La rébellion d’une femme sans histoires

Pensé pour le théâtre, le récit de Nina Bouraoui est une plongée au coeur des vicissitudes d'une femme normale.

Dans un monde, reflet de notre société égocentrée et presque déshumanisée, Nina Bouraoui conte avec lucidité la révolte d’une femme normale. Le récit cru et réaliste d’une vie sans joie. 

La violence anodine du quotidien, 
celle du silence, 
de tout ce que l’on ne dit pas, 
que l’on ne sait pas formuler, 
que l’on garde au fond de soi pour l’étouffer, ne pas avoir à le gérer – 
comme si, alors, cela n’existait pas.
La violence que l’on croit mériter parce qu’on l’a provoquée peut-être –
la violence de la confiance trahie,
celle de l’humiliation.
La violence du consentement perpétuel à toutes ces violences qui semblent aller de soi –
les fissures que cela crée, en soi,
les gouffres que ça creuse et les murs que ça dresse.

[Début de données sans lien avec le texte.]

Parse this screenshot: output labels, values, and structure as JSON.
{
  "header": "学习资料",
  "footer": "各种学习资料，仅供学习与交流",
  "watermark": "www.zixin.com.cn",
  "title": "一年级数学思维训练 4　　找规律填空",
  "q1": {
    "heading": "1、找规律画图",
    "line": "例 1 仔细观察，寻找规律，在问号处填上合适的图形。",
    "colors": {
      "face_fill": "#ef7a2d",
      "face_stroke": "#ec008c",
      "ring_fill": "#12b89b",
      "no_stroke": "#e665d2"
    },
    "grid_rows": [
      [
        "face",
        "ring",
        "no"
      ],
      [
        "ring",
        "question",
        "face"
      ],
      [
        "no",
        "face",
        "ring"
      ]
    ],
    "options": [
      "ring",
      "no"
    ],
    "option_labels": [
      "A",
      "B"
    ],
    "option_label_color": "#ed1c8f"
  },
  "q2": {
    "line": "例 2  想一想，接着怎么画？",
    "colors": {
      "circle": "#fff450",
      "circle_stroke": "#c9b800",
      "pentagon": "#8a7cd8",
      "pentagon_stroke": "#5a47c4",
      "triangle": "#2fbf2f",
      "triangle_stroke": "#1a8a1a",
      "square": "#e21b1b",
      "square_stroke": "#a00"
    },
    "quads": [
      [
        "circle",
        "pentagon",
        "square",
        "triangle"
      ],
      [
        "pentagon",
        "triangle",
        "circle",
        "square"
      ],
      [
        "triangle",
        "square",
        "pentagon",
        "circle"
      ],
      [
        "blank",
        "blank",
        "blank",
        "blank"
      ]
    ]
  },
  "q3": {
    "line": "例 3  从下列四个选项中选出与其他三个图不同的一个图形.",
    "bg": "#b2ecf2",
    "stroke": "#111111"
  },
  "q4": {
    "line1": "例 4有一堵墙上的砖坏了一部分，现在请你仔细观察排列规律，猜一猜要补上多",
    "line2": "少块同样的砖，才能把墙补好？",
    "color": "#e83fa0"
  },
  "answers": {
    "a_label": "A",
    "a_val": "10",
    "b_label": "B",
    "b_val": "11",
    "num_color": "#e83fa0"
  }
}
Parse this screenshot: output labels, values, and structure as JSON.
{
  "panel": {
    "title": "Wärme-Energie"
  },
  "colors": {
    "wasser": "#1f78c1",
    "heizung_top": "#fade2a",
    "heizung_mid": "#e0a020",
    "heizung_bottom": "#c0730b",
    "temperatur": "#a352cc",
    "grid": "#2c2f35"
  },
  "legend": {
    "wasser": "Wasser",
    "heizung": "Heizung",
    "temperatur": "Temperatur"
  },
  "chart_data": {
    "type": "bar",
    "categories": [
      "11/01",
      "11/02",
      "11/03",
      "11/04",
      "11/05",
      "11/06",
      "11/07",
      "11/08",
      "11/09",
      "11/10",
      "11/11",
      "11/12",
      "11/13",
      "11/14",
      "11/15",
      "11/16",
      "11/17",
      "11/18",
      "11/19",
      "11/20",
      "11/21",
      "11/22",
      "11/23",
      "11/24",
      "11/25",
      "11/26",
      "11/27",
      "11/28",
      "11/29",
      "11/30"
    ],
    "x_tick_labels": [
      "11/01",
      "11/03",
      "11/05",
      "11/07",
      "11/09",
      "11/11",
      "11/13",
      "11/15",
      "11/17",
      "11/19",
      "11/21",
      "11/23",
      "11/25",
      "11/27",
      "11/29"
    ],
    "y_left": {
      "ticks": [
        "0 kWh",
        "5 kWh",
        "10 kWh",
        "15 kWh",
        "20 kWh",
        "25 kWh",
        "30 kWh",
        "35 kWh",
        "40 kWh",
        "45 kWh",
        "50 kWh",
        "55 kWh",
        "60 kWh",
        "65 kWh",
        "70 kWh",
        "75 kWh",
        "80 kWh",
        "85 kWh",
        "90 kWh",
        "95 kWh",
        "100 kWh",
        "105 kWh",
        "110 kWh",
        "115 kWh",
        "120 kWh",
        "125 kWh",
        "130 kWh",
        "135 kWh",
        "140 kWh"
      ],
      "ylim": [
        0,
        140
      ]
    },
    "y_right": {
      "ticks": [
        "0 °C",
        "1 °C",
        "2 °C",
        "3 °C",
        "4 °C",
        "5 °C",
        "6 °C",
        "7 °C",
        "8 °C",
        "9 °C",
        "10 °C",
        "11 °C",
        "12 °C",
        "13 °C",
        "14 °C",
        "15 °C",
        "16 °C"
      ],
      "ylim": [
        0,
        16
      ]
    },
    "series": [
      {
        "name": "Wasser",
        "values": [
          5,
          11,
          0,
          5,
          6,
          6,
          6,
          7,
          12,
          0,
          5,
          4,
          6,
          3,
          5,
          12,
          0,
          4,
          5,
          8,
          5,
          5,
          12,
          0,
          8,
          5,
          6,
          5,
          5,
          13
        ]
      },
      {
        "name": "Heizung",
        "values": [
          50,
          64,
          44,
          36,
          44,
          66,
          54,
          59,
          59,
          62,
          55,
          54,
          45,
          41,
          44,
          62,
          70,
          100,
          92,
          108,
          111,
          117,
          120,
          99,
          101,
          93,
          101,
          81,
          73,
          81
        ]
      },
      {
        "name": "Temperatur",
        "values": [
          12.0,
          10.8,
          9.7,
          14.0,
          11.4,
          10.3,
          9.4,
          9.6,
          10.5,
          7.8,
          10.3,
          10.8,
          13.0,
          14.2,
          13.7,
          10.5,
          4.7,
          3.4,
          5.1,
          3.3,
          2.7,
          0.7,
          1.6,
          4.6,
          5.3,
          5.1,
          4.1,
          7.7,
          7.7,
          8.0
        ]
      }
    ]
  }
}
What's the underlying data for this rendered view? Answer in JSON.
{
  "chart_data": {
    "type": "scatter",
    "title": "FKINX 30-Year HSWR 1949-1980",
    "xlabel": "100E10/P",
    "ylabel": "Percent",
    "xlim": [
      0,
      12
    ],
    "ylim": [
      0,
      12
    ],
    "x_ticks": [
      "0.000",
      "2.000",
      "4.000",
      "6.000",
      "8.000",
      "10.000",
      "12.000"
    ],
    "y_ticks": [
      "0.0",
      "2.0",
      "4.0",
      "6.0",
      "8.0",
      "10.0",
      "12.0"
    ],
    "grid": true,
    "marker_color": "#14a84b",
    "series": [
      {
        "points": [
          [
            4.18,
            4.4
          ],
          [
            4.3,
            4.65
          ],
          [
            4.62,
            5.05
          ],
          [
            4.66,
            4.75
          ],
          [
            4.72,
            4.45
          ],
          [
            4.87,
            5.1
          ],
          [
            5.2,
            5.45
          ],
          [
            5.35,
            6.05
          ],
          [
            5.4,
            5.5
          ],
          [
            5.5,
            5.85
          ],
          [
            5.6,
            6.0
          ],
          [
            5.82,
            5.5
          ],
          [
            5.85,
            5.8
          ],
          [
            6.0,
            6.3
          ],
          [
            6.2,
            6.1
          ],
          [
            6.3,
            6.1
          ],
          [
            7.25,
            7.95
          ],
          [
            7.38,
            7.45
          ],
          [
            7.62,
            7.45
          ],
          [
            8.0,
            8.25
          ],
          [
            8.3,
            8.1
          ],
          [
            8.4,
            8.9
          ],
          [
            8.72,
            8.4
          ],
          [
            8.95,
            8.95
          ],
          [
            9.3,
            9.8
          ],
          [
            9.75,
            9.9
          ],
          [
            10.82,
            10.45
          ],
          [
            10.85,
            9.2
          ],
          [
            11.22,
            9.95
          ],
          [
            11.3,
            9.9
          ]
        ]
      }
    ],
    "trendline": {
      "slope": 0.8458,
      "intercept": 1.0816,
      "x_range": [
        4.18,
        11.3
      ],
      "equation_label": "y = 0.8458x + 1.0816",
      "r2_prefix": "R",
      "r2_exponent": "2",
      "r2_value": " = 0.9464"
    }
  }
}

Sylvie Meyer a 53 ans, elle travaille à la Cagex, une entreprise de caoutchouc : elle y dirige la section des ajustements du personnel. Son patron lui témoigne une confiance absolue et la charge, elle qui est si indispensable à la boîte, de missions de plus en plus difficiles à accomplir humainement parlant. 

Sylvie Meyer est une femme normale : deux fils, un mari qui vient de partir sans explication – mais sans que ça l’étonne pour autant. 
Sylvie Meyer est une femme normale qui, à force de consentement à la violence de tous ces petits mots et petits gestes qui vous apprennent quotidiennement à rester à votre place, voit sa vie se délier, se détruire complètement.

Un jour, pour se venger, elle éprouve le besoin d’ôter à son patron sa liberté : elle le prend en otage pour la nuit – juste question d’éprouver elle-même un certain sentiment de liberté. 

Ce n’est pas vraiment l’histoire d’une prise d’otage. 
La prise d’otage y est presque anecdotique. 
Il s’agit surtout de l’avant, et de l’après : qu’est qui nous mène jusque-là, et qu’est-ce qu’on fait de soi, après ?
Car enfin, Sylvie Meyer est avant tout otage d’elle-même – c’est elle qu’il s’agit de libérer.

Le récit de Sylvie Meyer est, à la base, pensé pour le théâtre – la pièce a été créée à la Comédie de Valence par Richard Brunel, avec dans le rôle principal Anne Benoît
Nina Bouraoui en a repris l’écriture pour l’augmenter afin qu’il puisse être publié sous forme de roman.
Comme d’habitude, l’autrice est précise, claire et limpide dans l’expression de son propos et des sentiments qu’il exacerbe. 
Ce récit se lit d’une traite et donne envie d’être relu, encore, pour toutes ces phrases qui résonnent tant elles semblent écrites pour nous.

Catherine Verlaguet

Otage De Nina Bouraoui _ Prix Anaïs Nin 2020- Editions JC Lattès.